Minnesota estimates PolyMet would need $1 billion in financial assurance for copper-nickel mine

December 21, 2017

State regulators in Minnesota have estimated that PolyMet Mining Corp. would have to put up about $1 billion halfway through the life of its proposed copper-nickel mine in northern Minnesota to protect state taxpayers from environmental risks.

The estimate, that was obtained by the Star Tribune, found that more than half the funds would have to be dedicated to a trust fund for water treatment that would be required long after the mine has closed.

PolyMet had already proposed to put of $544 million in financial protections for the first three years of construction and mining at its proposed copper-nickel facility in northern Minnesota to insulate taxpayers from any environmental damage that could result. The state estimate approximates what outside engineering experts have recommended because of the scale and severity of potential water contamination from hard-rock mining.

The projections are contained in documents produced by state regulators as they develop financial protections that, by state law, must accompany the permit to mine that PolyMet is seeking. The permit will be open to public comment early next year, but officials say they haven’t decided yet whether those long-term costs will be included.

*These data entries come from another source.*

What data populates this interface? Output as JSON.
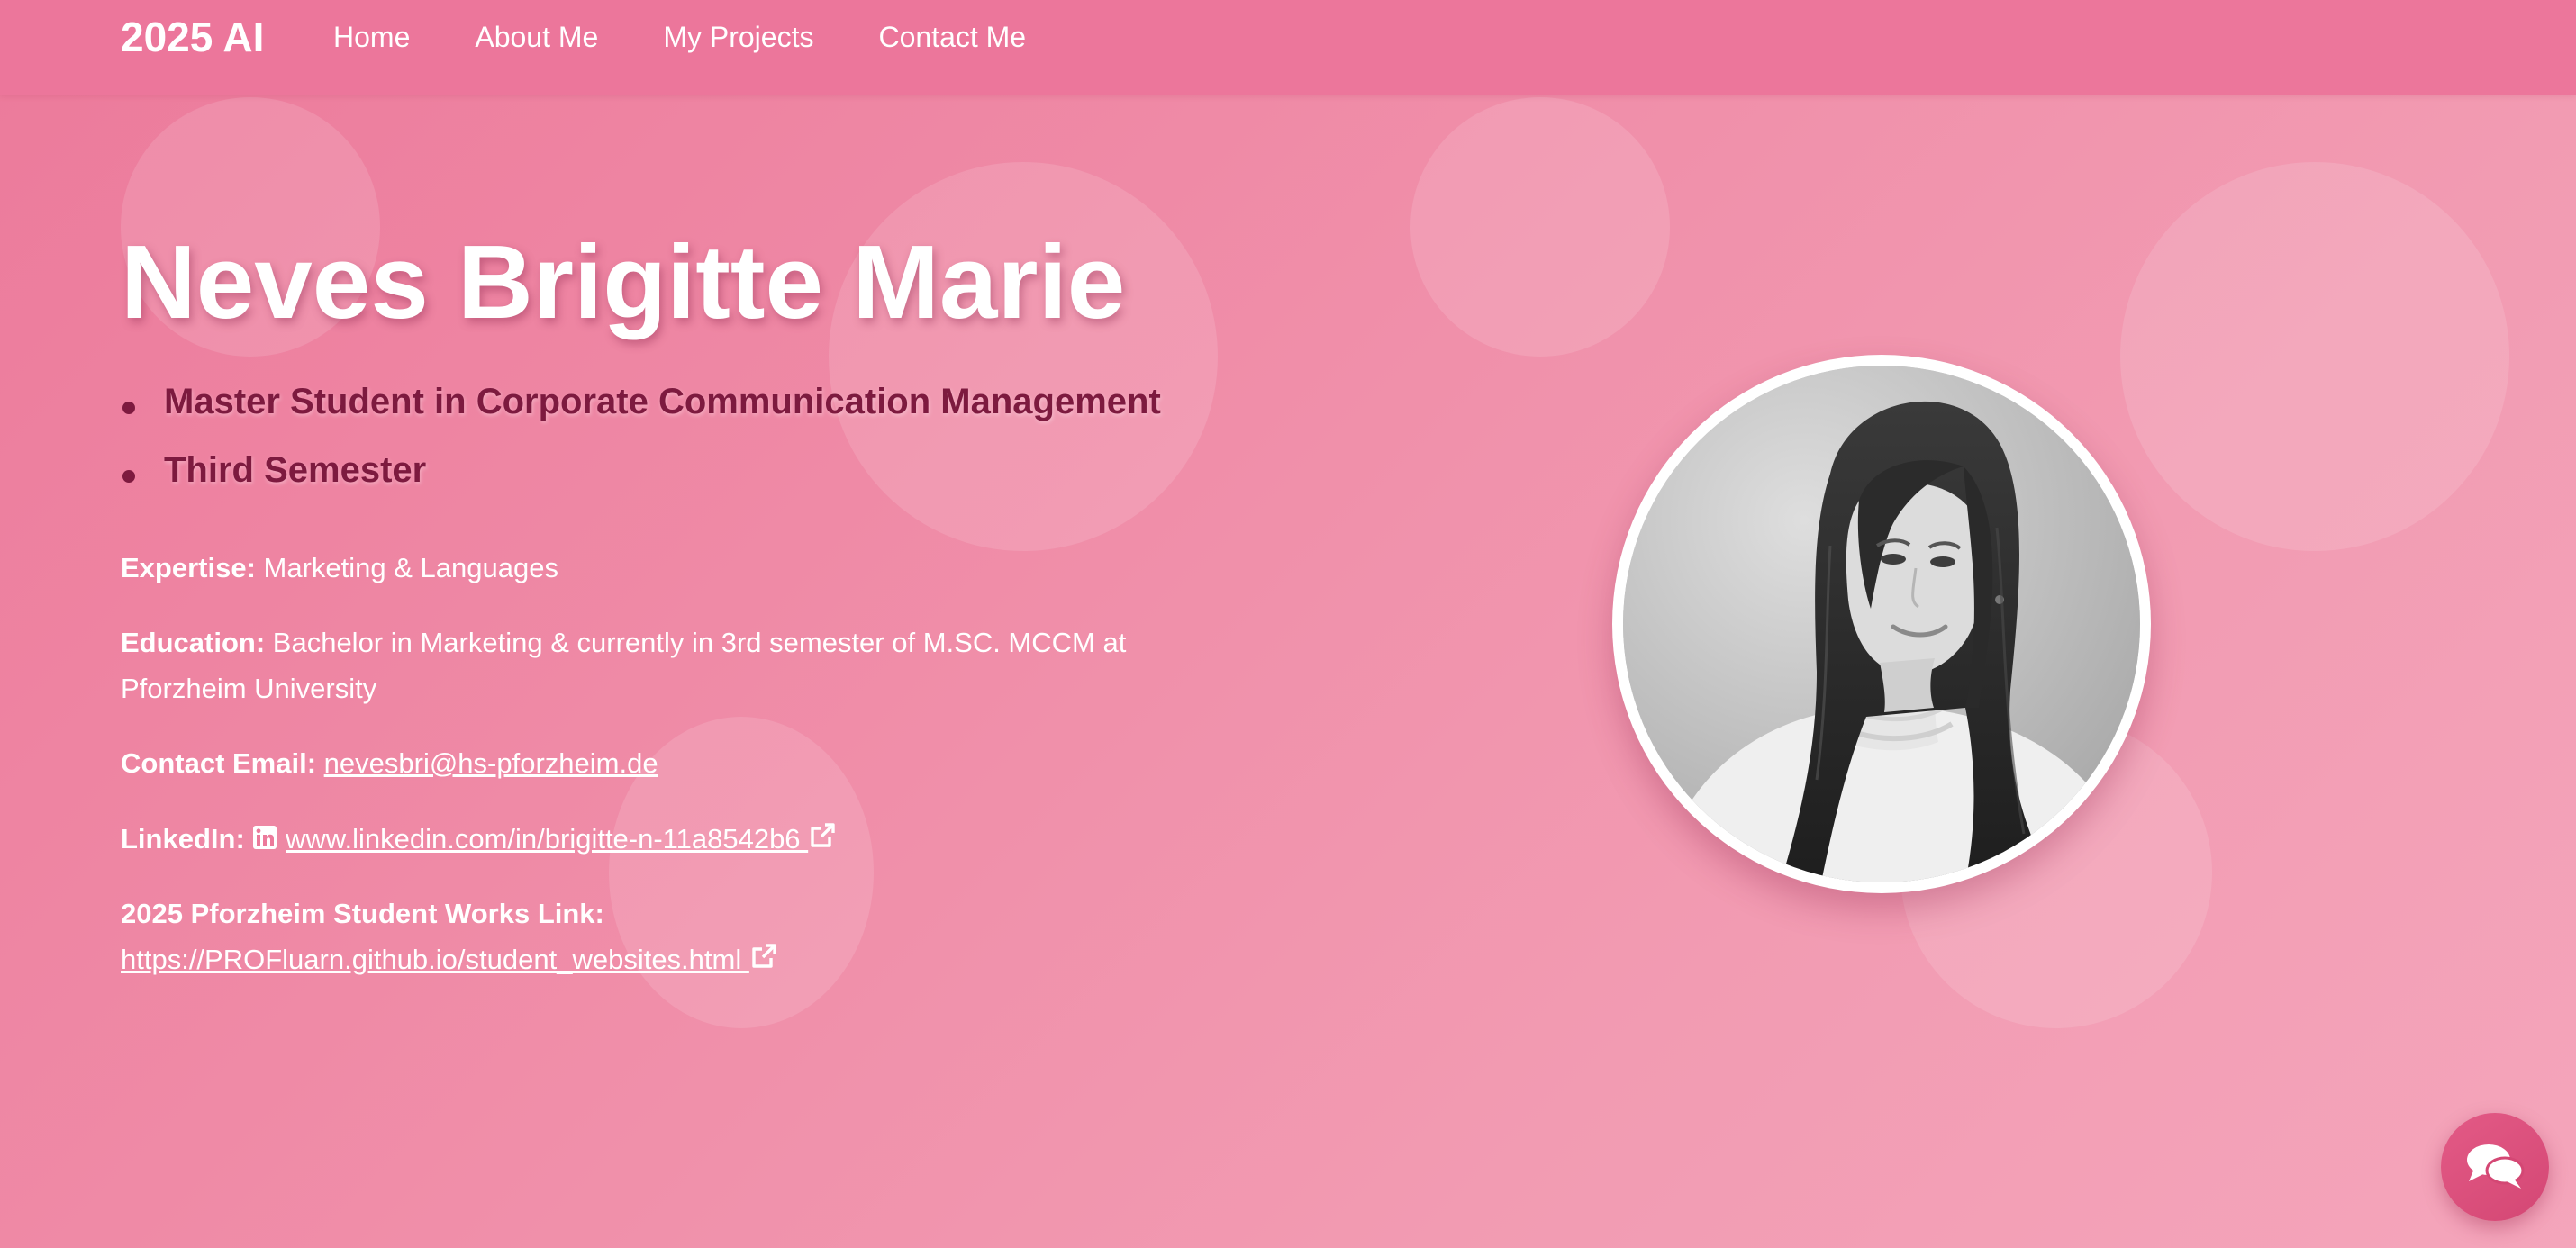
{
  "nav": {
    "brand": "2025 AI",
    "links": [
      {
        "label": "Home"
      },
      {
        "label": "About Me"
      },
      {
        "label": "My Projects"
      },
      {
        "label": "Contact Me"
      }
    ]
  },
  "hero": {
    "name": "Neves Brigitte Marie",
    "roles": [
      "Master Student in Corporate Communication Management",
      "Third Semester"
    ]
  },
  "details": {
    "expertise": {
      "label": "Expertise:",
      "value": " Marketing & Languages"
    },
    "education": {
      "label": "Education:",
      "value": " Bachelor in Marketing & currently in 3rd semester of M.SC. MCCM at Pforzheim University"
    },
    "email": {
      "label": "Contact Email:",
      "value": "nevesbri@hs-pforzheim.de"
    },
    "linkedin": {
      "label": "LinkedIn:",
      "value": " www.linkedin.com/in/brigitte-n-11a8542b6 "
    },
    "works": {
      "label": "2025 Pforzheim Student Works Link:",
      "value": "https://PROFluarn.github.io/student_websites.html "
    }
  },
  "icons": {
    "linkedin": "linkedin-icon",
    "external_link": "external-link-icon",
    "chat": "chat-bubbles-icon"
  },
  "colors": {
    "nav_background": "#ec769b",
    "page_gradient_start": "#ec7a9b",
    "page_gradient_end": "#f4a5bb",
    "role_text": "#7d1a3f",
    "chat_button": "#d44774"
  }
}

The Star Tribune reported the mining permit represents a critical turning point for one of the longest, most contentious environmental debates in state history.

Unlike taconite mining, copper-nickel mines can produce runoff that can generate acid that leaches hard metals and other contaminants from underlying rock, a problem that can linger for decades.

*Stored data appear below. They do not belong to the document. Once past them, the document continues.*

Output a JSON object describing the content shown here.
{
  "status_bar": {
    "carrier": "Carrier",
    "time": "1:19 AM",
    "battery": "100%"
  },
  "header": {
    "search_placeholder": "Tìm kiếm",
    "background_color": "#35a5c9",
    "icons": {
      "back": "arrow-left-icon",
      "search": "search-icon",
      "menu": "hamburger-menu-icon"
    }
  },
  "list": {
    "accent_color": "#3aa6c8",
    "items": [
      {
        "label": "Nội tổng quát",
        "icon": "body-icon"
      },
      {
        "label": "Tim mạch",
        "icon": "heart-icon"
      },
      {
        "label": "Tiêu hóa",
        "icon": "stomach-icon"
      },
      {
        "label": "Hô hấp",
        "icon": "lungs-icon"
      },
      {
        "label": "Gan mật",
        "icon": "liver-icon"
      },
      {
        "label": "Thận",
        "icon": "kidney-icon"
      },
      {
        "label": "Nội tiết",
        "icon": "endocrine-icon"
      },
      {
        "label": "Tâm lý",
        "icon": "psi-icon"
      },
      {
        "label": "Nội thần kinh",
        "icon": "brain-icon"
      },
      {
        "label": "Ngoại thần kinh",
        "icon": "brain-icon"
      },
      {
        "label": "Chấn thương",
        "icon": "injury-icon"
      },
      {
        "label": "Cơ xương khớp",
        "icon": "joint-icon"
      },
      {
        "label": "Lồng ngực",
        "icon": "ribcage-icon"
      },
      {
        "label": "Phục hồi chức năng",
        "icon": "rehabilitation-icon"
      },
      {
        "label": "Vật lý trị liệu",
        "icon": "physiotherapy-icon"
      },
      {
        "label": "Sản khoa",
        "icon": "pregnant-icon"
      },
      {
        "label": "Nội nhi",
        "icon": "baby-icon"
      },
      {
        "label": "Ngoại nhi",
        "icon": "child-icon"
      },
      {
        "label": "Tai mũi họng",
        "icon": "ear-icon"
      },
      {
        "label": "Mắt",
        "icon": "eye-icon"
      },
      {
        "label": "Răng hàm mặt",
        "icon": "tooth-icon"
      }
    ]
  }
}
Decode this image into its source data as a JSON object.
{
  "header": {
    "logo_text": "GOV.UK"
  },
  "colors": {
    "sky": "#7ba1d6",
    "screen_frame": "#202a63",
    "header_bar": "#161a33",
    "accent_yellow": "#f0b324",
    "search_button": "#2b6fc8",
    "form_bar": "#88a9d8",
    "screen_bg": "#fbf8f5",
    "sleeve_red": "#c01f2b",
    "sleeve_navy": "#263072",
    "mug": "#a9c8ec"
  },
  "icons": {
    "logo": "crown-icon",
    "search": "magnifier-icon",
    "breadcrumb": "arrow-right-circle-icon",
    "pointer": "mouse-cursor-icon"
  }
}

The mining industry and PolyMet officials say modern technologies and engineering can protect Minnesota’s surface- and ground water.
Still, some mining states, including Minnesota, require companies to post “financial assurance” in the form of bankruptcy-proof financial instruments that would pay for mine closure and environmental cleanup if PolyMet or its successors should fail or walk away — as many mining companies have in other places.

The states’ role in negotiating such protections became even more critical last week when Scott Pruitt, administrator of the U.S. Environmental Protection Agency, dropped a new federal rule that would have required mining companies to provide funds for cleanup.
Pruitt said it would impose an “undue burden on this important sector of the American economy.”

Using PolyMet’s financial and mining projections submitted as part of its permit applications, combined with additional data from outside consultants, the state determined that after peaking in year 11, the potential cleanup costs would gradually decline to $580 million in the 20th year. And that’s where they would stay as the basis of a trust fund to pay for water treatment perhaps “in perpetuity.”